# Rally II Wheel Codes



## Craig.69Conv. (Jun 8, 2019)

Hi folks. I'm new to the forum. Just now spending time on my 69 GTO convertible again. I'm researching my Rally II wheels and they have Wheel code M4 8 8 @ 6 JT. From what I read this means they were manufactured on August 6th, 1968. I understand that M1 was Made in the USA and M5 was made in Canada. My question is WHERE was M4 made? And was JT correct for my car with front disc brakes? Does anyone have a solid source for this original information? Thanks.


----------



## integrity6987 (May 10, 2017)

Craig.69Conv. said:


> Hi folks. I'm new to the forum. Just now spending time on my 69 GTO convertible again. I'm researching my Rally II wheels and they have Wheel code M4 8 8 @ 6 JT. From what I read this means they were manufactured on August 6th, 1968. I understand that M1 was Made in the USA and M5 was made in Canada. My question is WHERE was M4 made? And was JT correct for my car with front disc brakes? Does anyone have a solid source for this original information? Thanks.


I can't help with the M code. 
But according to the Eric White identification guide 
(GTOAA Pontiac GTO/GT37 Illustrated Identification Guide)


'69 rally IIs were JC for Disc brakes

JT's are listed for '70. 

If the build date on the car is late enough, I don't think it impossible for the next model year parts for something like the wheels to start being used when they show up at the plant.


----------



## BLK69JUDGE (Jun 10, 2010)

Welcome !!
you MUST post a car picture so we know your not a robot !!

just kidding .... sounds like we are working on similar 69's


JA 67 68 69 disc late 68 and 69's are dated 67 68 JA had a larger and std size font
JC 67 69 drum front dating similar
JA will fit factory disc and drum up front 

JT are later and I think 1/4" diff offset.... my books are in the shop

your date is august '8' , 8 '8' , 74 '4' .... fairly sure

Scott


----------



## Craig.69Conv. (Jun 8, 2019)

Thanks for the help guys. 

integrity6987: I tried to buy the Eric White Restoration Guide but they are out them. I am hoping to pick one up at the GTOAA in Lawrenceburg. I'm having her judged for the first time so I'm excited to learn a lot! I have had her since I was 16 in 1977 but there are still things that I'm not sure about because the car was not new and it had already been treated rough.
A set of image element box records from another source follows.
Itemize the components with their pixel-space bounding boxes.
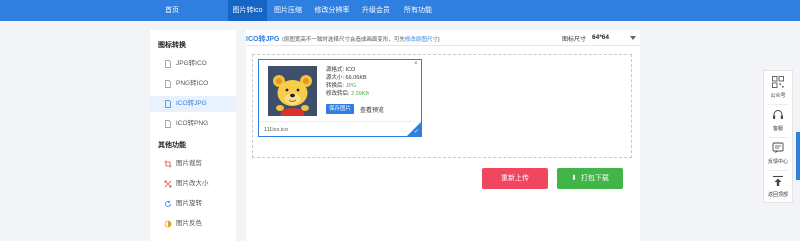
sidebar-item-label: 图片改大小: [176, 180, 209, 187]
source-size: 源大小: 66.06KB: [326, 75, 367, 81]
rotate-icon: [165, 200, 171, 207]
source-format: 源格式: ICO: [326, 67, 356, 73]
sidebar-item-invert[interactable]: 图片反色: [150, 216, 236, 232]
converted-format: 转换后: JPG: [326, 83, 357, 89]
download-icon: ⬇: [571, 175, 577, 182]
sidebar-item-label: ICO转JPG: [176, 100, 207, 107]
sidebar-item-label: 图片裁剪: [176, 160, 202, 167]
divider: [259, 121, 421, 122]
hint-suffix: ): [437, 36, 440, 43]
sidebar-item-jpg-to-ico[interactable]: JPG转ICO: [150, 56, 236, 72]
sidebar-item-label: 图片旋转: [176, 200, 202, 207]
sidebar-item-label: 图片反色: [176, 220, 202, 227]
sidebar-group-icon-convert: 图标转换: [158, 42, 186, 49]
file-card[interactable]: 源格式: ICO 源大小: 66.06KB 转换后: JPG 修改转后: 2.0…: [258, 59, 422, 137]
back-to-top-button[interactable]: 返回顶部: [764, 170, 792, 203]
headset-icon: [773, 110, 783, 119]
sidebar-item-png-to-ico[interactable]: PNG转ICO: [150, 76, 236, 92]
sidebar-item-ico-to-png[interactable]: ICO转PNG: [150, 116, 236, 132]
hint-prefix: (原图宽高不一致时选择尺寸会造成画面变形，可先: [282, 36, 405, 43]
sidebar-item-crop[interactable]: 图片裁剪: [150, 156, 236, 172]
feedback-icon: [772, 142, 784, 154]
back-to-top-icon: [773, 175, 783, 186]
sidebar-item-resize[interactable]: 图片改大小: [150, 176, 236, 192]
file-icon: [165, 100, 171, 108]
sidebar-item-ico-to-jpg[interactable]: ICO转JPG: [150, 96, 236, 112]
main-panel: ICO转JPG (原图宽高不一致时选择尺寸会造成画面变形，可先修改原图尺寸) 图…: [246, 30, 640, 241]
nav-all-functions[interactable]: 所有功能: [397, 0, 439, 21]
edit-size-link[interactable]: 修改原图尺寸: [405, 37, 438, 43]
nav-upgrade-vip[interactable]: 升级会员: [355, 0, 397, 21]
sidebar-item-label: ICO转PNG: [176, 120, 209, 127]
float-label: 反馈中心: [767, 159, 788, 165]
check-icon: ✓: [413, 129, 419, 135]
float-label: 返回顶部: [767, 192, 788, 198]
download-all-button[interactable]: ⬇ 打包下载: [557, 168, 623, 189]
save-image-button[interactable]: 保存图片: [326, 104, 354, 114]
file-name: 111ico.ico: [264, 127, 288, 133]
view-preview-link[interactable]: 查看预览: [360, 105, 384, 114]
customer-service-button[interactable]: 客服: [764, 104, 792, 137]
feedback-button[interactable]: 反馈中心: [764, 137, 792, 170]
sidebar-item-rotate[interactable]: 图片旋转: [150, 196, 236, 212]
file-icon: [165, 60, 171, 68]
wechat-official-button[interactable]: 公众号: [764, 71, 792, 104]
close-icon[interactable]: ×: [414, 61, 418, 67]
sidebar-item-label: JPG转ICO: [176, 60, 207, 67]
page-title: ICO转JPG: [246, 36, 280, 43]
converted-size: 修改转后: 2.09KB: [326, 91, 370, 97]
qrcode-icon: [772, 76, 784, 88]
side-edge-tab[interactable]: [796, 132, 800, 180]
download-label: 打包下载: [580, 175, 609, 182]
reupload-button[interactable]: 重新上传: [482, 168, 548, 189]
nav-change-resolution[interactable]: 修改分辨率: [309, 0, 355, 21]
image-thumbnail: [268, 66, 317, 116]
file-icon: [165, 80, 171, 88]
icon-size-select[interactable]: 64*64: [592, 34, 609, 41]
sidebar-group-other: 其他功能: [158, 142, 186, 149]
nav-image-compress[interactable]: 图片压缩: [267, 0, 309, 21]
crop-icon: [164, 160, 172, 168]
sidebar-item-label: PNG转ICO: [176, 80, 209, 87]
float-label: 公众号: [770, 93, 786, 99]
icon-size-label: 图标尺寸: [562, 37, 587, 43]
resize-hint: (原图宽高不一致时选择尺寸会造成画面变形，可先修改原图尺寸): [282, 35, 440, 43]
divider: [246, 45, 640, 46]
file-info: 源格式: ICO 源大小: 66.06KB 转换后: JPG 修改转后: 2.0…: [326, 66, 369, 98]
file-icon: [165, 120, 171, 128]
nav-image-to-ico[interactable]: 图片转ico: [228, 0, 267, 21]
top-nav: 首页 图片转ico 图片压缩 修改分辨率 升级会员 所有功能: [0, 0, 800, 21]
resize-icon: [164, 180, 172, 188]
nav-home[interactable]: 首页: [155, 0, 189, 21]
invert-icon: [164, 220, 172, 228]
floating-toolbar: 公众号 客服 反馈中心 返回顶部: [763, 70, 793, 203]
bear-image-icon: [268, 66, 317, 116]
chevron-down-icon[interactable]: [630, 36, 636, 40]
float-label: 客服: [772, 126, 783, 132]
sidebar: 图标转换 JPG转ICO PNG转ICO ICO转JPG ICO转PNG 其他功…: [150, 30, 236, 241]
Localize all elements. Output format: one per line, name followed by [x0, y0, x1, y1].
I have never modified the car much but I think I bought the wheels in 1977 separately and they are not the originals. My car was a very high optioned car shipped 11-22-1968 with front disc brakes so it sounds like these JT code wheels where not the the right date. They fit fine but sounds like it must have had a dated set of JA wheels. 

BLK69JUDGE: Sorry about not posting a picture. Honestly I can't figure out how to do it for my ID! All my photos are too large or won't transfer from my iphone. I dropped 3 below but not sure if they will transfer. I'll find someone younger to help me! 
I can confirm that my wheel manufacturing code is M4. (Not M1 and not M5). Nobody so far seems to know where these were made. I don't want to break the tires off to see what's on the inside right now but I may have to do that at some point. The year below the M4 is not clear as only the top half of the number was stamped into all 4 wheels. I thought it was an 8 but according to what you guys are indicating it must be the top half of a 9 or more likely a 0. Then the wheels read 8 @ 6 JT for Aug. 6th. Thanks for the information!

Craig


----------



## tjs72goat (Jul 20, 2017)

Nice car!!


----------



## Sojercol (Nov 15, 2016)

What years were the Rallye 2 wheels offered? Did they change in appearance? Here is a NOS 72 Rallye 2 spare tire assembly.


----------